Finishing things requires simplification.

February 1, 2022 • 2 min read

Project management is, roughly, the art of ensuring a team gets what needs to be done, done.

Given that, a lot of the focus ends up being on those needs. Checklists, breakdowns, schedules, updates – all focused on the things that need to be done.

While that’s all very important, I’ve found there’s a second set of things that also matter, but tend to fly under the radar: the things that don’t need to be done.

Of course, we’re not in this to do the minimum. If something is worth doing, it’s worth doing well.

But if it’s worth doing, it’s also worth finishing. And to finish, you eventually need to buckle down, simplify, and stop doing the stuff that doesn’t need to be done.

Tasks that don’t need to be done can come in many forms. Sometimes it’s procrastination that feels like work. Sometimes it’s gold-plating – refining something too early, before it’s gotten into the world and you’ve gotten meaningful feedback.

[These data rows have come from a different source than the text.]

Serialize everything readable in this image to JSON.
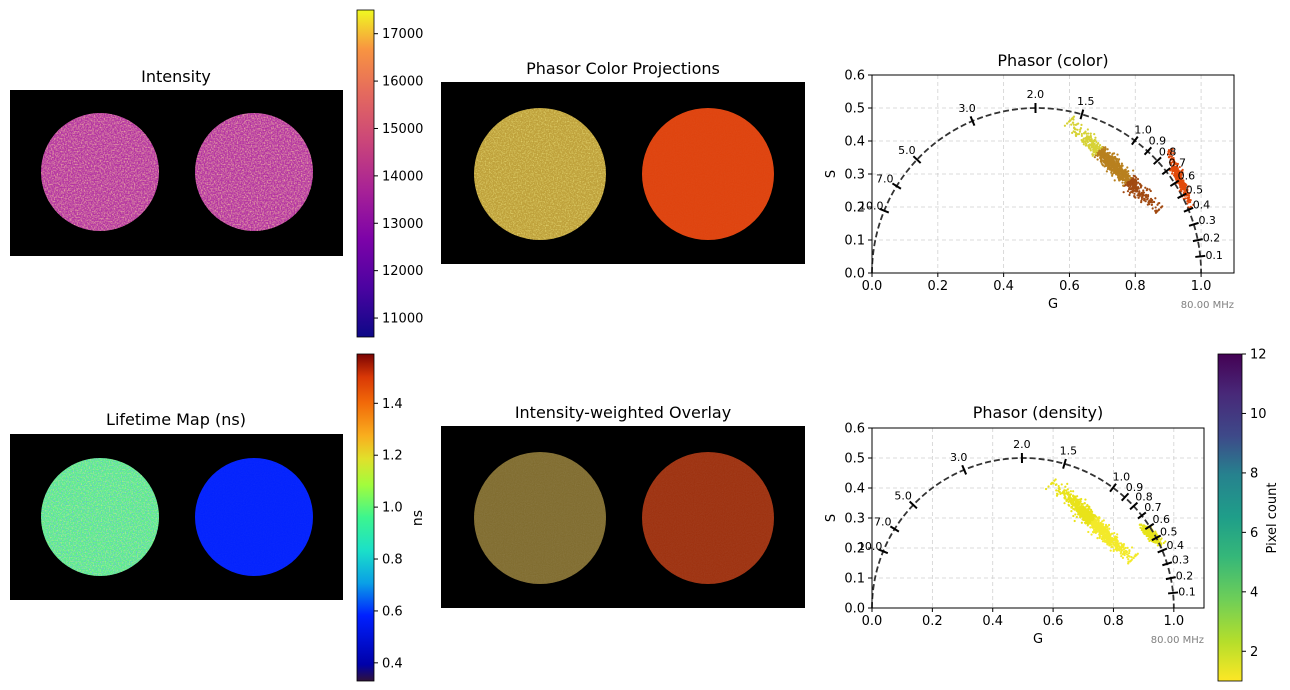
{
  "panels": {
    "intensity_title": "Intensity",
    "phasor_color_projections_title": "Phasor Color Projections",
    "lifetime_title": "Lifetime Map (ns)",
    "overlay_title": "Intensity-weighted Overlay"
  },
  "colorbars": {
    "intensity_ticks": [
      "11000",
      "12000",
      "13000",
      "14000",
      "15000",
      "16000",
      "17000"
    ],
    "lifetime_ticks": [
      "0.4",
      "0.6",
      "0.8",
      "1.0",
      "1.2",
      "1.4"
    ],
    "lifetime_label": "ns",
    "count_ticks": [
      "2",
      "4",
      "6",
      "8",
      "10",
      "12"
    ],
    "count_label": "Pixel count"
  },
  "chart_data": [
    {
      "type": "scatter",
      "title": "Phasor (color)",
      "xlabel": "G",
      "ylabel": "S",
      "xlim": [
        0,
        1.1
      ],
      "ylim": [
        0,
        0.6
      ],
      "x_ticks": [
        "0.0",
        "0.2",
        "0.4",
        "0.6",
        "0.8",
        "1.0"
      ],
      "y_ticks": [
        "0.0",
        "0.1",
        "0.2",
        "0.3",
        "0.4",
        "0.5",
        "0.6"
      ],
      "grid": true,
      "frequency_label": "80.00 MHz",
      "semicircle": {
        "center": [
          0.5,
          0
        ],
        "radius": 0.5
      },
      "lifetime_marks": [
        {
          "label": "0.1",
          "g": 0.9975,
          "s": 0.0502
        },
        {
          "label": "0.2",
          "g": 0.99,
          "s": 0.0995
        },
        {
          "label": "0.3",
          "g": 0.9779,
          "s": 0.1474
        },
        {
          "label": "0.4",
          "g": 0.9618,
          "s": 0.1917
        },
        {
          "label": "0.5",
          "g": 0.942,
          "s": 0.2338
        },
        {
          "label": "0.6",
          "g": 0.9195,
          "s": 0.2718
        },
        {
          "label": "0.7",
          "g": 0.8942,
          "s": 0.3084
        },
        {
          "label": "0.8",
          "g": 0.8672,
          "s": 0.34
        },
        {
          "label": "0.9",
          "g": 0.8385,
          "s": 0.3698
        },
        {
          "label": "1.0",
          "g": 0.7986,
          "s": 0.4011
        },
        {
          "label": "1.5",
          "g": 0.6378,
          "s": 0.4807
        },
        {
          "label": "2.0",
          "g": 0.4968,
          "s": 0.5
        },
        {
          "label": "3.0",
          "g": 0.3054,
          "s": 0.4606
        },
        {
          "label": "5.0",
          "g": 0.1368,
          "s": 0.3436
        },
        {
          "label": "7.0",
          "g": 0.075,
          "s": 0.2634
        },
        {
          "label": "10.0",
          "g": 0.037,
          "s": 0.1889
        }
      ],
      "series": [
        {
          "cluster": "long-lifetime",
          "g_range": [
            0.6,
            0.87
          ],
          "s_range": [
            0.19,
            0.46
          ],
          "colors": [
            "#d6d236",
            "#b8801f",
            "#a14a12"
          ]
        },
        {
          "cluster": "short-lifetime",
          "g_range": [
            0.9,
            0.97
          ],
          "s_range": [
            0.2,
            0.37
          ],
          "colors": [
            "#e24a0b"
          ]
        }
      ]
    },
    {
      "type": "scatter",
      "title": "Phasor (density)",
      "xlabel": "G",
      "ylabel": "S",
      "xlim": [
        0,
        1.1
      ],
      "ylim": [
        0,
        0.6
      ],
      "x_ticks": [
        "0.0",
        "0.2",
        "0.4",
        "0.6",
        "0.8",
        "1.0"
      ],
      "y_ticks": [
        "0.0",
        "0.1",
        "0.2",
        "0.3",
        "0.4",
        "0.5",
        "0.6"
      ],
      "grid": true,
      "frequency_label": "80.00 MHz",
      "semicircle": {
        "center": [
          0.5,
          0
        ],
        "radius": 0.5
      },
      "colorbar": {
        "label": "Pixel count",
        "range": [
          1,
          12
        ]
      },
      "series": [
        {
          "cluster": "long-lifetime",
          "g_range": [
            0.6,
            0.86
          ],
          "s_range": [
            0.16,
            0.42
          ],
          "colors": [
            "#e9e31a",
            "#f3ea2a"
          ]
        },
        {
          "cluster": "short-lifetime",
          "g_range": [
            0.89,
            0.96
          ],
          "s_range": [
            0.21,
            0.28
          ],
          "colors": [
            "#e7e41a"
          ]
        }
      ]
    }
  ]
}
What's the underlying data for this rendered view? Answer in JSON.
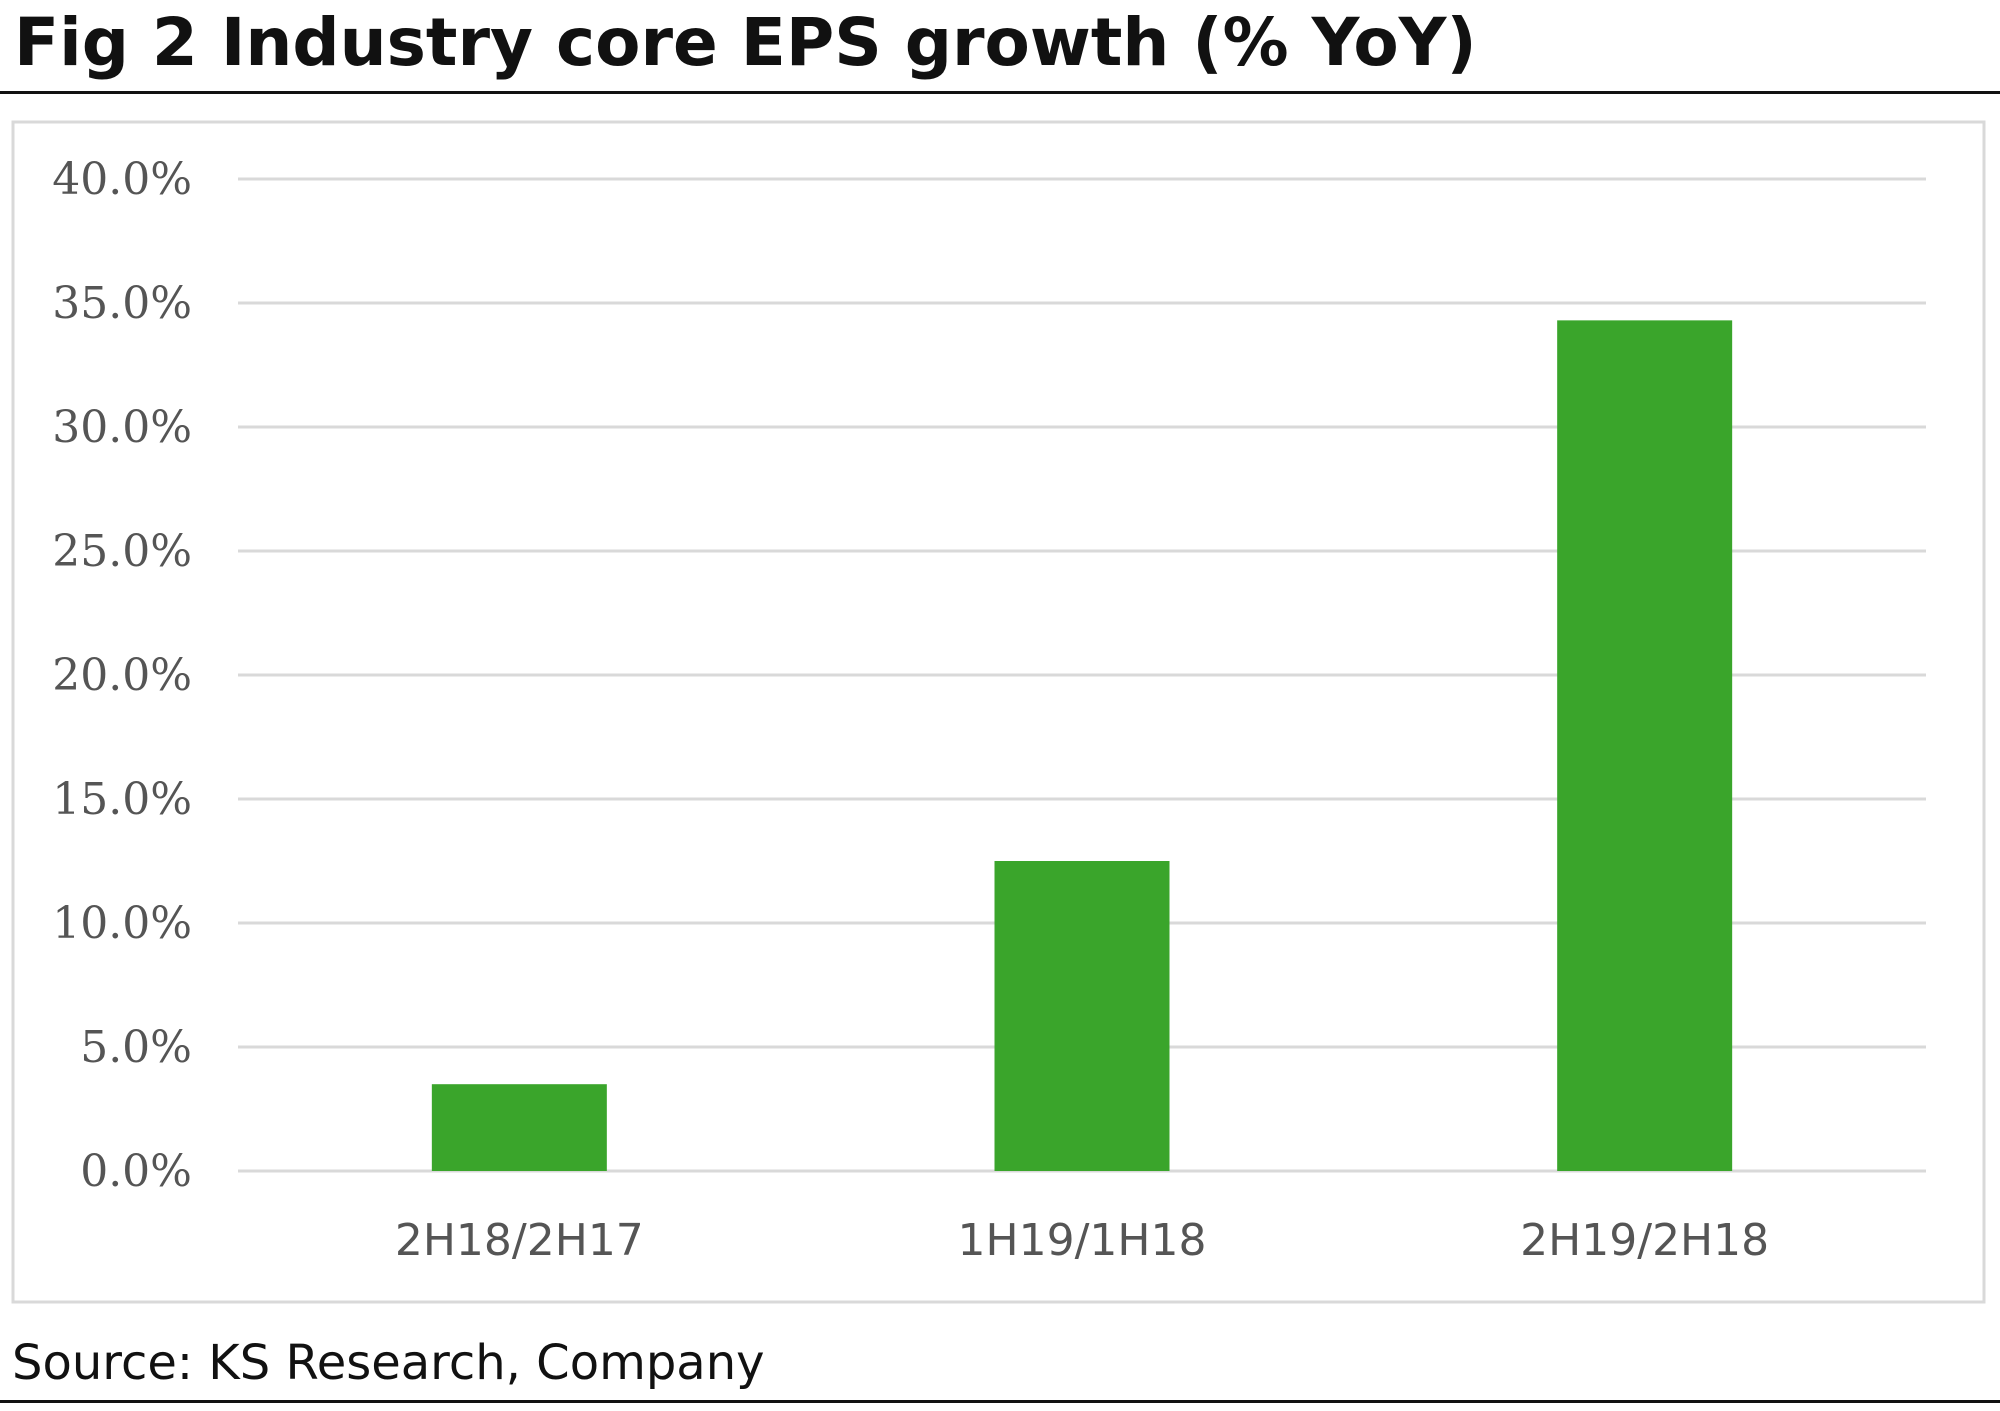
{
  "chart_data": {
    "type": "bar",
    "title": "Fig 2  Industry core EPS growth (% YoY)",
    "categories": [
      "2H18/2H17",
      "1H19/1H18",
      "2H19/2H18"
    ],
    "values": [
      3.5,
      12.5,
      34.3
    ],
    "unit": "%",
    "ylim": [
      0,
      40
    ],
    "yticks": [
      "0.0%",
      "5.0%",
      "10.0%",
      "15.0%",
      "20.0%",
      "25.0%",
      "30.0%",
      "35.0%",
      "40.0%"
    ],
    "ytick_values": [
      0,
      5,
      10,
      15,
      20,
      25,
      30,
      35,
      40
    ],
    "grid": true,
    "legend": "none",
    "bar_color": "#3aa52b",
    "grid_color": "#d9d9d9",
    "source": "Source: KS Research, Company"
  }
}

Perhaps most insidious is work that does need to be done that’s become tangled up with work that doesn’t need to be done, at least not now:

  • We decided to do a small update to fix this one critical bug, but while we were in there we started taking some other changes, and now we have an urgent update that needs a bunch of QA.
  • We need to get the core 80% of these design changes into the first release, but we ended up just going ahead and doing all of the changes in one big PR, and now we’re running behind.
  • We need to iterate our approach around meetings to help us move more of our work to be async, but Allen’s started writing a giant treatise on a whole new way of working that will take weeks for everybody to absorb and give feedback on and god please Allen can you stop overthinking things for once.

The solution to this is hardly revolutionary: break up work into smaller chunks, timebox it, and make sure you’re making good 80/20 tradeoffs and simplifying things effectively. Check in on goals and priorities when you see a team member who seems to be going off on a large side quest. Stop Allen from writing giant docs unless the problem actually justifies a giant doc. Typical project management stuff.

Make sure you’re not bogged down by what doesn’t need to be done.